Wednesday, November 25, 2020
Caricaturas Crónicas - A CARICATURA E A SEMANA SANTA por Osvaldo Macedo de Sousa (in Diário de Notícias de 7/4/1985)
A comunicação, seja verbal, literária ou pictórica tem como raiz, ou substrato, a simbologia, estruturas gráficas ou sonoras que traduzimos automaticamente para compreensão imediata das «mensagens»; Na caricatura a simbologia é uma das principais armas de comunicação, já que, baseando-se na síntese, um pequeno desenho tem que dizer o máximo possível sem legenda, podendo contudo o texto ajudar a rapidez dessa leitura gráfica.
As simbologias podem ser herméticas ou abertas, segundo se deseje relacionar com um núcleo, ou com a maioria. Então, para o segundo caso a simbologia deve estar mais próxima da vida do dia a dia, dos acontecimentos sociais, políticos ou religiosos. Desta forma, e quando a censura (política ou eclesiástica) o permitam, também vivência religiosa e bíblica é utilizada como simbologia de comunicação, como é o caso da Semana Santa.
A Semana Santa dá ao caricaturista uma quantidade enorme de simbologias para explorar, tanto no âmbito cenográfico, como de contexto, por :exemplo: o beijo da traição de Judas pode ser lido como a traição dos políticos que atraiçoam o povo eleitor, que lhes viram as costas por um bom posto governativo, por um suborno... (curiosamente nunca se utiliza a simbologia do suicídio de Judas ou seu arrependimento) A flagelação de Cristo, é a f1agelaçao do Zé Povo com os impostos, e cada imposto novo é mais um espinho na sua coroa. O transporte da cruz é o símbolo de que, apesar de flagelado pelos impostos, pela miséria, despido de tudo e quase sem direitos, tem que transportar o País para a frente, mesmo agora que já existem boas camionetas que poderiam levar a, cruz sem esforço. A crucificação do Cristo-Zé é o dia adia, é a vinda do primeiro-ministro à televisão pedir mais sacrifícios porque a crise está a acabar, mas mesmo assim necessita de mais um esforço final, um esforço pelo nacionalismo, pelo futuro, enquanto que o Governo «joga aos dados» a ultima túnica do Zé.
A Ressurreição? Sobre isso não se deve falar, não se deve fazer simbologias revolucionárias, porque é perigoso para o Governo e para a nação, já que a ressurreição do povo, a revolta são um grito das bocas esfomeadas que se devem manter caladas.

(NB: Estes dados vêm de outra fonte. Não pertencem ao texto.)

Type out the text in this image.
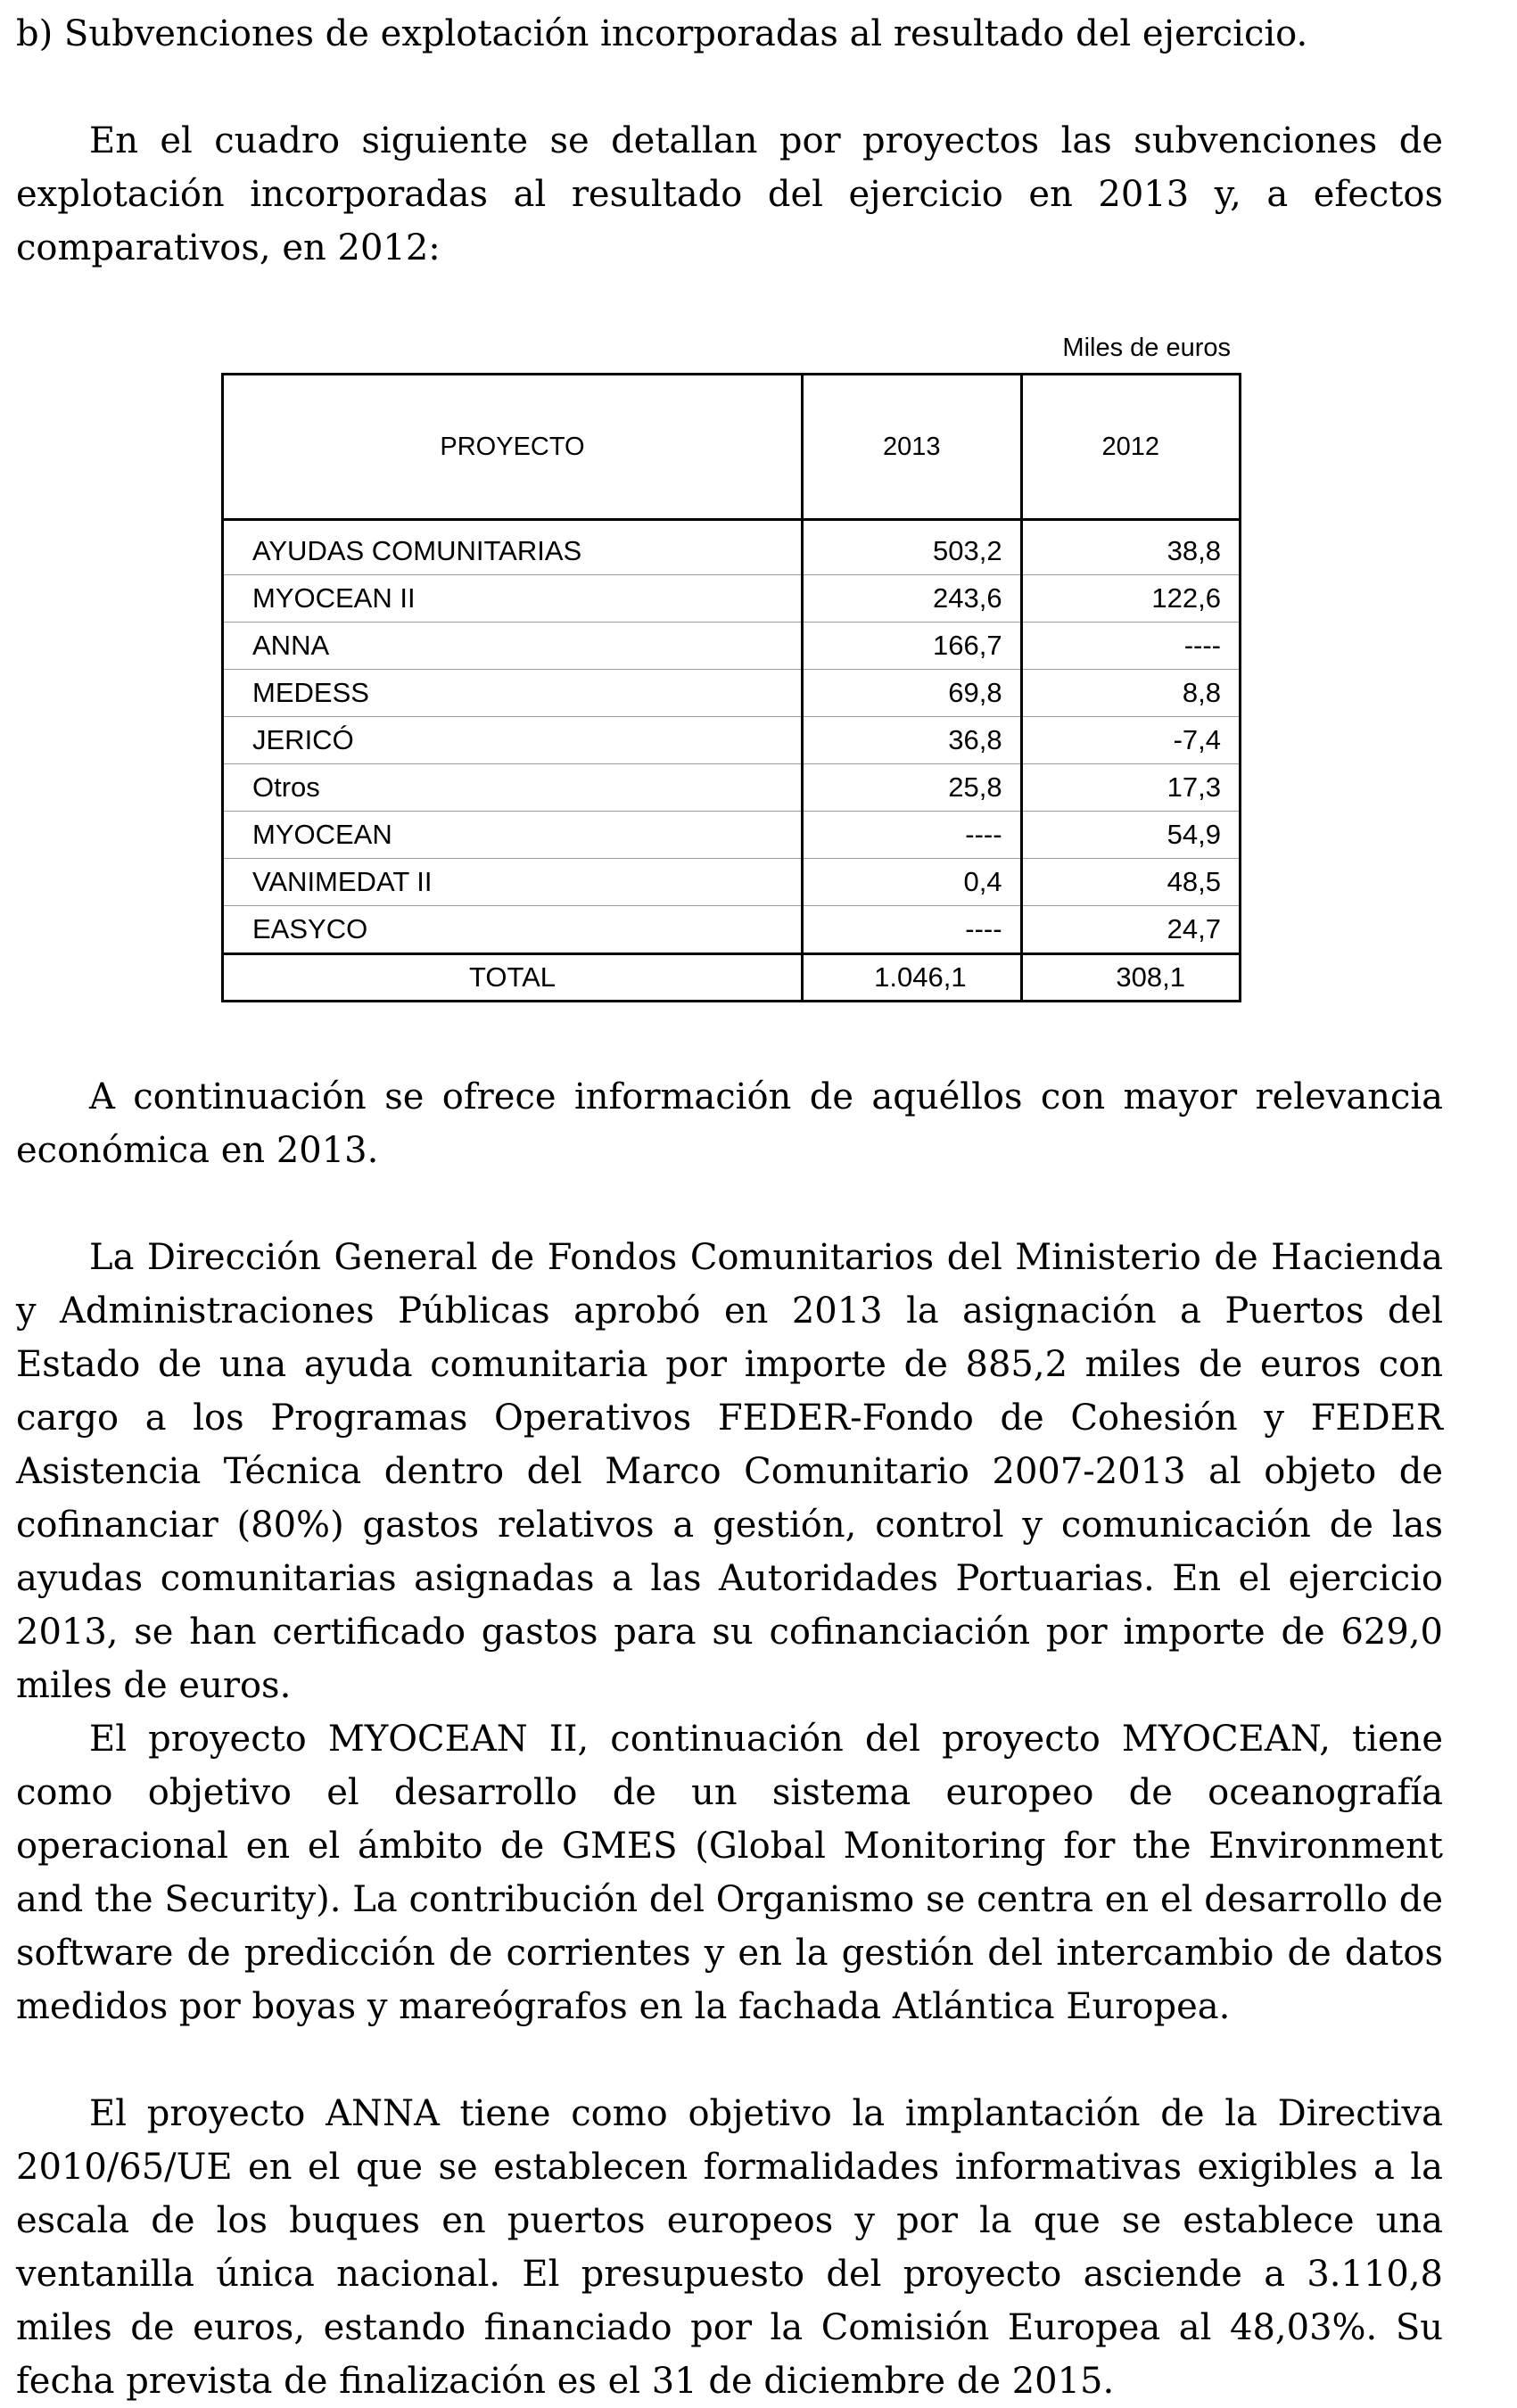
b) Subvenciones de explotación incorporadas al resultado del ejercicio.

En el cuadro siguiente se detallan por proyectos las subvenciones de explotación incorporadas al resultado del ejercicio en 2013 y, a efectos comparativos, en 2012:

Miles de euros
PROYECTO	2013	2012

AYUDAS COMUNITARIAS	503,2	38,8
MYOCEAN II	243,6	122,6
ANNA	166,7	----
MEDESS	69,8	8,8
JERICÓ	36,8	-7,4
Otros	25,8	17,3
MYOCEAN	----	54,9
VANIMEDAT II	0,4	48,5
EASYCO	----	24,7
TOTAL	1.046,1	308,1

A continuación se ofrece información de aquéllos con mayor relevancia económica en 2013.

La Dirección General de Fondos Comunitarios del Ministerio de Hacienda y Administraciones Públicas aprobó en 2013 la asignación a Puertos del Estado de una ayuda comunitaria por importe de 885,2 miles de euros con cargo a los Programas Operativos FEDER-Fondo de Cohesión y FEDER Asistencia Técnica dentro del Marco Comunitario 2007-2013 al objeto de cofinanciar (80%) gastos relativos a gestión, control y comunicación de las ayudas comunitarias asignadas a las Autoridades Portuarias. En el ejercicio 2013, se han certificado gastos para su cofinanciación por importe de 629,0 miles de euros.

El proyecto MYOCEAN II, continuación del proyecto MYOCEAN, tiene como objetivo el desarrollo de un sistema europeo de oceanografía operacional en el ámbito de GMES (Global Monitoring for the Environment and the Security). La contribución del Organismo se centra en el desarrollo de software de predicción de corrientes y en la gestión del intercambio de datos medidos por boyas y mareógrafos en la fachada Atlántica Europea.

El proyecto ANNA tiene como objetivo la implantación de la Directiva 2010/65/UE en el que se establecen formalidades informativas exigibles a la escala de los buques en puertos europeos y por la que se establece una ventanilla única nacional. El presupuesto del proyecto asciende a 3.110,8 miles de euros, estando financiado por la Comisión Europea al 48,03%. Su fecha prevista de finalización es el 31 de diciembre de 2015.
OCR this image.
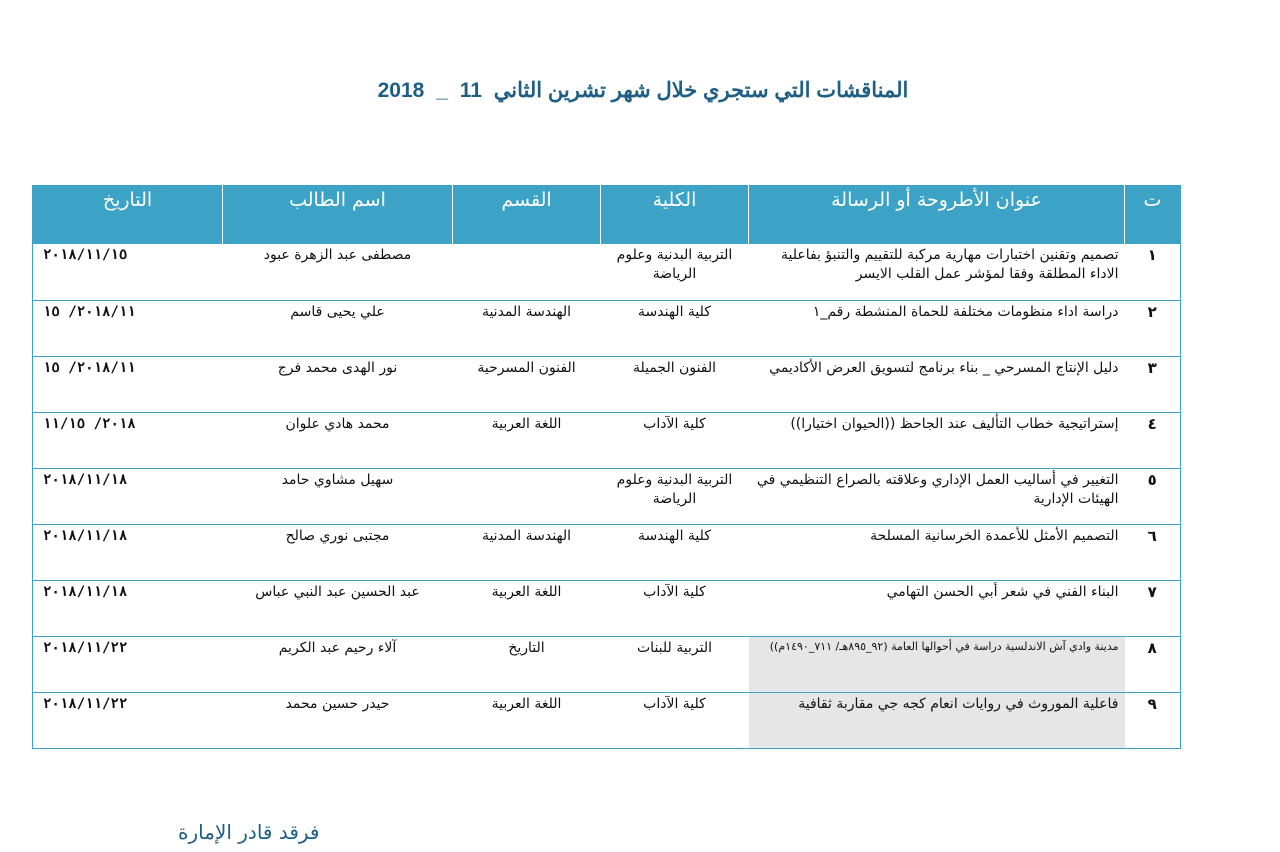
المناقشات التي ستجري خلال شهر تشرين الثاني 11 _ 2018
ت	عنوان الأطروحة أو الرسالة	الكلية	القسم	اسم الطالب	التاريخ
١	تصميم وتقنين اختبارات مهارية مركبة للتقييم والتنبؤ بفاعلية الاداء المطلقة وفقا لمؤشر عمل القلب الايسر	التربية البدنية وعلوم الرياضة		مصطفى عبد الزهرة عبود	٢٠١٨/١١/١٥
٢	دراسة اداء منظومات مختلفة للحماة المنشطة رقم_١	كلية الهندسة	الهندسة المدنية	علي يحيى قاسم	٢٠١٨/١١/ ١٥
٣	دليل الإنتاج المسرحي _ بناء برنامج لتسويق العرض الأكاديمي	الفنون الجميلة	الفنون المسرحية	نور الهدى محمد فرج	٢٠١٨/١١/ ١٥
٤	إستراتيجية خطاب التأليف عند الجاحظ ((الحيوان اختيارا))	كلية الآداب	اللغة العربية	محمد هادي علوان	٢٠١٨/ ١١/١٥
٥	التغيير في أساليب العمل الإداري وعلاقته بالصراع التنظيمي في الهيئات الإدارية	التربية البدنية وعلوم الرياضة		سهيل مشاوي حامد	٢٠١٨/١١/١٨
٦	التصميم الأمثل للأعمدة الخرسانية المسلحة	كلية الهندسة	الهندسة المدنية	مجتبى نوري صالح	٢٠١٨/١١/١٨
٧	البناء الفني في شعر أبي الحسن التهامي	كلية الآداب	اللغة العربية	عبد الحسين عبد النبي عباس	٢٠١٨/١١/١٨
٨	مدينة وادي آش الاندلسية دراسة في أحوالها العامة (٩٢_٨٩٥هـ/ ٧١١_١٤٩٠م))	التربية للبنات	التاريخ	آلاء رحيم عبد الكريم	٢٠١٨/١١/٢٢
٩	فاعلية الموروث في روايات انعام كجه جي مقاربة ثقافية	كلية الآداب	اللغة العربية	حيدر حسين محمد	٢٠١٨/١١/٢٢
فرقد قادر الإمارة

Um dos caricaturistas que mais utilizou esta simbologia da Semana Santa foi Raphael Bordallo Pinheiro, que nos deu de diferentes formas o seu testemunho dorido deste Calvário da vida, que se pode resumir nesta simples abordagem do «Calvário do Paiz» - Vendo-se Jesus-Povo crucificado entre os ladrões Ciência e Trabalho, tendo a seus pés chorosa a República e a Liberdade e legenda diz: «Ahi tendes, crucificado entre a Sciencia e o trabalho, o -infeliz martyr Zé Povinho. Aos seus pés chora uma lacrimosa mãe e uma desgraçada amante. Em baixo acham-se suas excelências os centuriões, assistindo à partida de dados em que se joga a camisa da vítima.» (in António Maria de 21/4/1881)
Muitos outros exemplo se poderiam descrever aqui, como a «Procissão dos Passos-Políticos», «Lava-pés Politico», «A Paixão Popular»… todos de Raphael assim como muitos outros de outros artistas que utilizam todos as mesmas simbologias para descrever a mesma revolta o mesmo Calvário.
Por vezes, em, vez da relação Jesus-Zé Povo, opta-se por Jesus-Portugal, esse velhinho de mais de 800 anos, escanzelado, com a camisa aos farrapos sempre a sofrer os maus tratos dos seus governantes e dos aliados dos governantes, que continuadamente flagelam o nosso país com juros, com desconsiderações, com ultimatuns... Difícil cruz esta do Zé e do velho Portugal.